The largest of the great apes, the gorilla is thought to have shared a common ancestor with humans about 10 million years ago and, today, shares approximately 98% of its DNA with humans.
A typical family group is composed of one dominant mature male – the silverback – and several adult females and their young. An average group size is about five to 10 individuals, although 50 or more is not unheard of.
Once mature, males and females disperse from the group they were born in to avoid inbreeding. Males may go through a non-breeding solitary period for a few months or years, eventually attracting females and beginning a new family group. The strongest social bonds in gorilla groups are male-female. Males and females groom each other to reinforce their bond, and adult males will protect females and their offspring from predators and stronger males who might attack and kill their young.
Gorillas have a range of vocalisations for communication; grunts, whimpers, barks, whines, chuckles and belches are just a few examples. The belch noise is a soft contact call used when individuals are out of visual contact, and excited gorillas may bark, hoot, roar or scream. Male displays, which use a combination of these calls, also involve charging, strutting and throwing vegetation. Both male and female gorillas laugh when they play.
Gorillas have low reproduction rates, with females only giving birth every four to six years after a gestation period of eight to nine months. Declines in number are therefore of conservation concern, as it can take a long time for populations to rebound.
*International Union for Conservation of Nature is the world’s main authority on the conservation status of species.
Eastern and western gorillas are Critically Endangered
Eastern gorilla >5,000 (2007) / western gorilla estimated to be about 100,000 individuals ⬇️
Omnivorous – pith, shoots, leaves, fruits, herbs, bark, roots, bamboo, seeds and invertebrates like ants, larvae, and worms
Closed forest including lowland, bamboo and swamp forest; sub-montane and montane forest
Eastern gorilla occurs in the forest of eastern Democratic Republic of Congo, north west Rwanda and south west Uganda. Western gorilla is found in Angola, Cameroon, Central African Republic, Equatorial Guinea, Gabon, Nigeria and Republic of Congo
Both eastern and western gorillas are highly threatened by illegal poaching for the bushmeat trade, and for use of their body parts in medicines and magical charms.
Habitat loss and degradation due to deforestation and agricultural expansion also threaten gorillas by fragmenting their populations.

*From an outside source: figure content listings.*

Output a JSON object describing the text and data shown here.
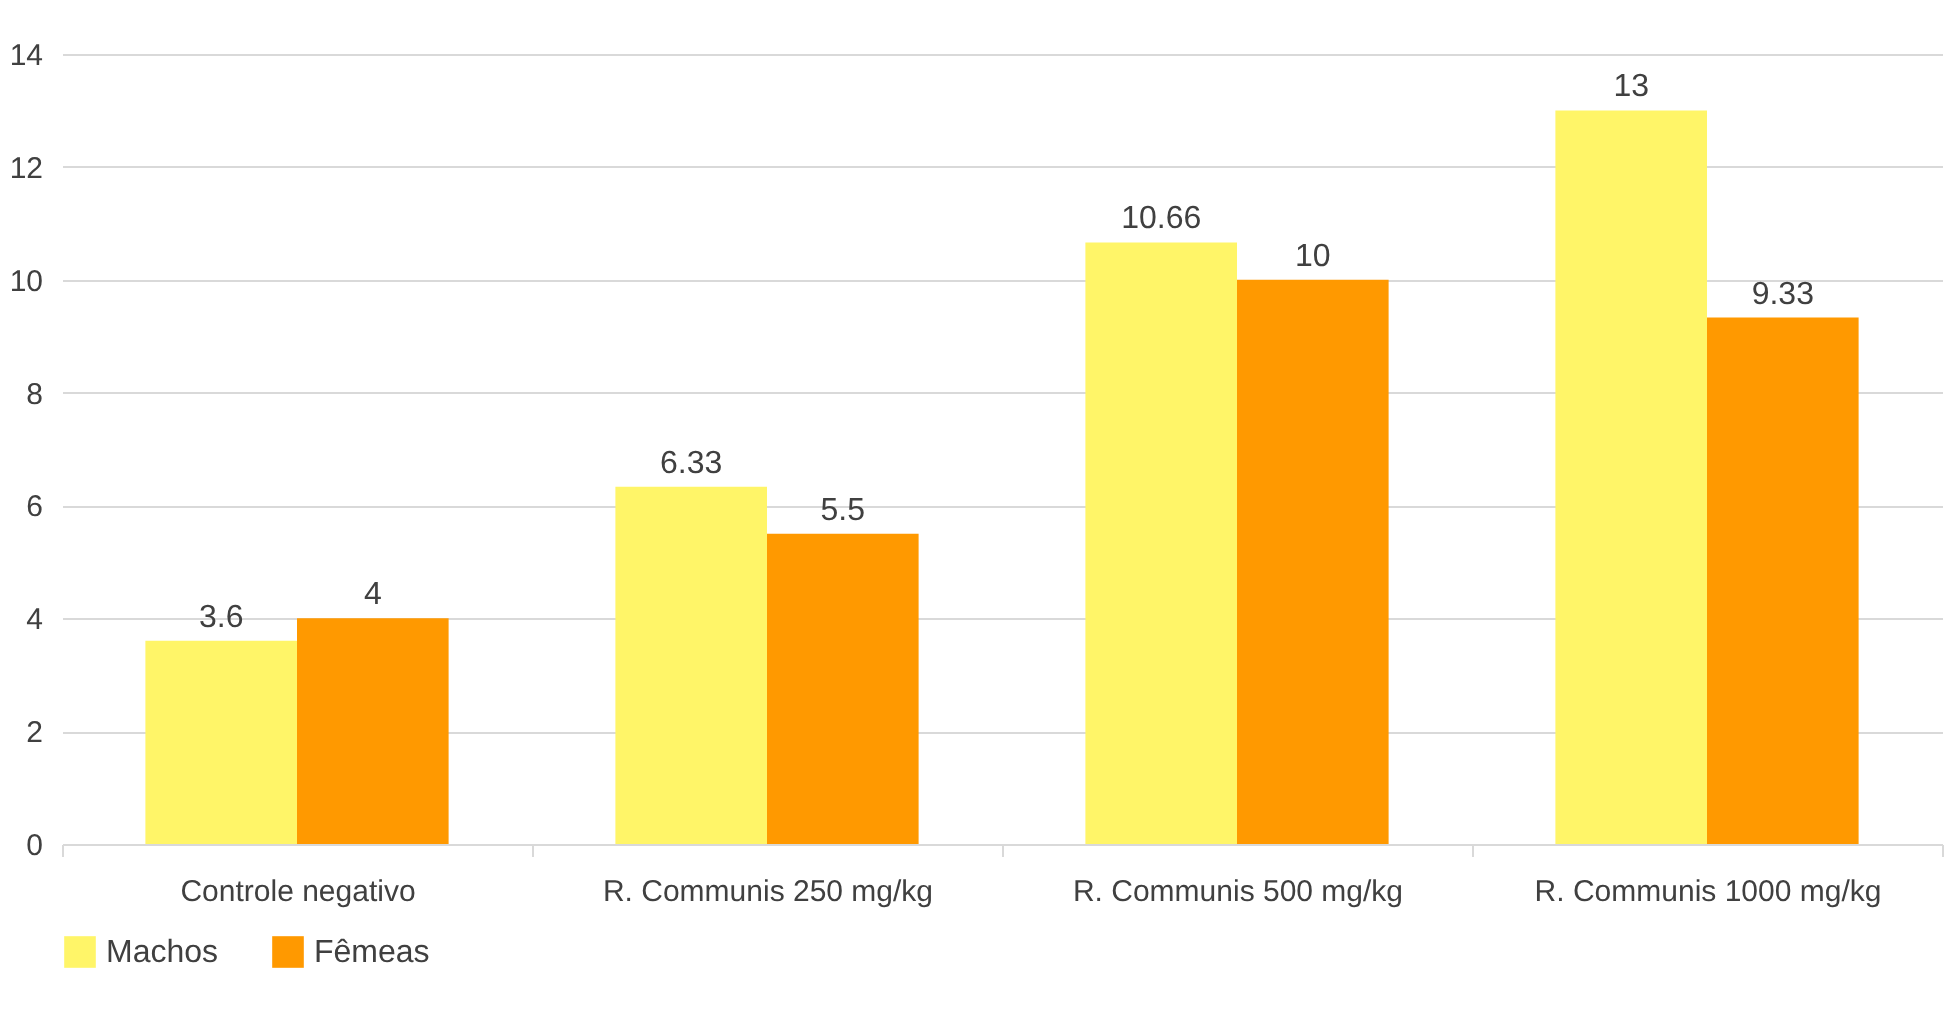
{
  "chart_data": {
    "type": "bar",
    "categories": [
      "Controle negativo",
      "R. Communis 250 mg/kg",
      "R. Communis 500 mg/kg",
      "R. Communis 1000 mg/kg"
    ],
    "series": [
      {
        "name": "Machos",
        "color": "#fff568",
        "values": [
          3.6,
          6.33,
          10.66,
          13
        ]
      },
      {
        "name": "Fêmeas",
        "color": "#ff9900",
        "values": [
          4,
          5.5,
          10,
          9.33
        ]
      }
    ],
    "ylim": [
      0,
      14
    ],
    "yticks": [
      0,
      2,
      4,
      6,
      8,
      10,
      12,
      14
    ],
    "grid": "y",
    "legend": "bottom",
    "data_labels": true
  }
}
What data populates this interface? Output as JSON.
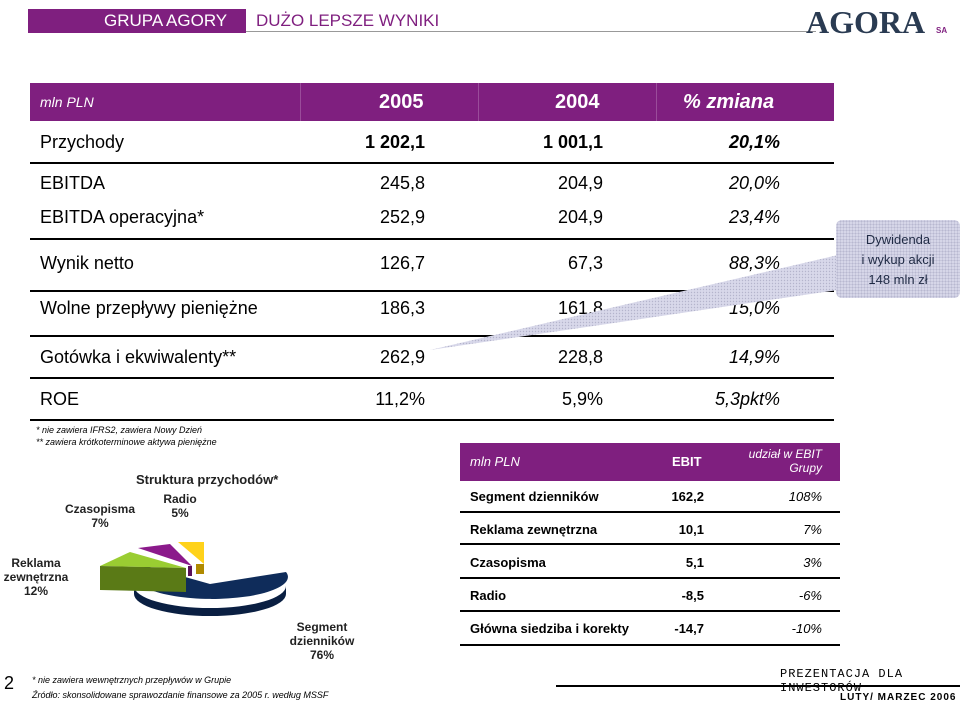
{
  "header": {
    "group": "GRUPA AGORY",
    "subtitle": "DUŻO LEPSZE WYNIKI",
    "logo_text": "AGORA",
    "logo_suffix": "SA"
  },
  "main_table": {
    "unit": "mln PLN",
    "col_2005": "2005",
    "col_2004": "2004",
    "col_change": "% zmiana",
    "rows": [
      {
        "label": "Przychody",
        "v2005": "1 202,1",
        "v2004": "1 001,1",
        "change": "20,1%",
        "bold": true
      },
      {
        "label": "EBITDA",
        "v2005": "245,8",
        "v2004": "204,9",
        "change": "20,0%"
      },
      {
        "label": "EBITDA operacyjna*",
        "v2005": "252,9",
        "v2004": "204,9",
        "change": "23,4%"
      },
      {
        "label": "Wynik netto",
        "v2005": "126,7",
        "v2004": "67,3",
        "change": "88,3%"
      },
      {
        "label": "Wolne przepływy pieniężne",
        "v2005": "186,3",
        "v2004": "161,8",
        "change": "15,0%"
      },
      {
        "label": "Gotówka i ekwiwalenty**",
        "v2005": "262,9",
        "v2004": "228,8",
        "change": "14,9%"
      },
      {
        "label": "ROE",
        "v2005": "11,2%",
        "v2004": "5,9%",
        "change": "5,3pkt%"
      }
    ]
  },
  "callout": {
    "line1": "Dywidenda",
    "line2": "i wykup akcji",
    "line3": "148 mln zł"
  },
  "footnotes_top": {
    "f1": "* nie zawiera IFRS2, zawiera Nowy Dzień",
    "f2": "** zawiera krótkoterminowe aktywa pieniężne"
  },
  "pie": {
    "title": "Struktura przychodów*",
    "segments": [
      {
        "label": "Segment dzienników",
        "value": "76%",
        "color": "#0f2c5a"
      },
      {
        "label": "Reklama zewnętrzna",
        "value": "12%",
        "color": "#9acd32"
      },
      {
        "label": "Czasopisma",
        "value": "7%",
        "color": "#8b1a8b"
      },
      {
        "label": "Radio",
        "value": "5%",
        "color": "#ffd21a"
      }
    ]
  },
  "ebit_table": {
    "unit": "mln PLN",
    "col_ebit": "EBIT",
    "col_share_line1": "udział w EBIT",
    "col_share_line2": "Grupy",
    "rows": [
      {
        "label": "Segment dzienników",
        "ebit": "162,2",
        "share": "108%"
      },
      {
        "label": "Reklama zewnętrzna",
        "ebit": "10,1",
        "share": "7%"
      },
      {
        "label": "Czasopisma",
        "ebit": "5,1",
        "share": "3%"
      },
      {
        "label": "Radio",
        "ebit": "-8,5",
        "share": "-6%"
      },
      {
        "label": "Główna siedziba i korekty",
        "ebit": "-14,7",
        "share": "-10%"
      }
    ]
  },
  "footnotes_bottom": {
    "f1": "* nie zawiera wewnętrznych przepływów w Grupie",
    "f2": "Źródło: skonsolidowane sprawozdanie finansowe za 2005 r. według MSSF"
  },
  "footer": {
    "page": "2",
    "presentation": "PREZENTACJA DLA INWESTORÓW",
    "date": "LUTY/ MARZEC 2006"
  }
}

Highly infectious diseases like the Ebola virus also pose critical threats to gorillas. A 2006 paper in Science implicated Ebola as the killer of over 5,000 gorillas in Lossi Sanctuary, north west Republic of Congo.
We work with local communities in the Dja Biosphere Reserve in Cameroon to help protect western lowland gorillas living in the rainforests of the Congo basin. Our aim is to increase the abundance of gorillas in this great ape conservation priority area, and to foster a sustainable coexistence between local people and wildlife.
Born Free supports the Limbe Wildlife Centre in Cameroon which rescues, cares for and releases gorillas back to the wild.
We campaign against the illegal trade in bushmeat from apes and other threatened species, and in the live trade in infant apes, which is exacerbated by logging and other commercial ventures that increase access to forest.
The work of the Last Great Ape organisation (LAGA) and Eco Activists for Governance and Law Enforcement (EAGLE) networks, focuses on the enforcement of national legislation to protect and preserve wildlife in a number of central and west African countries.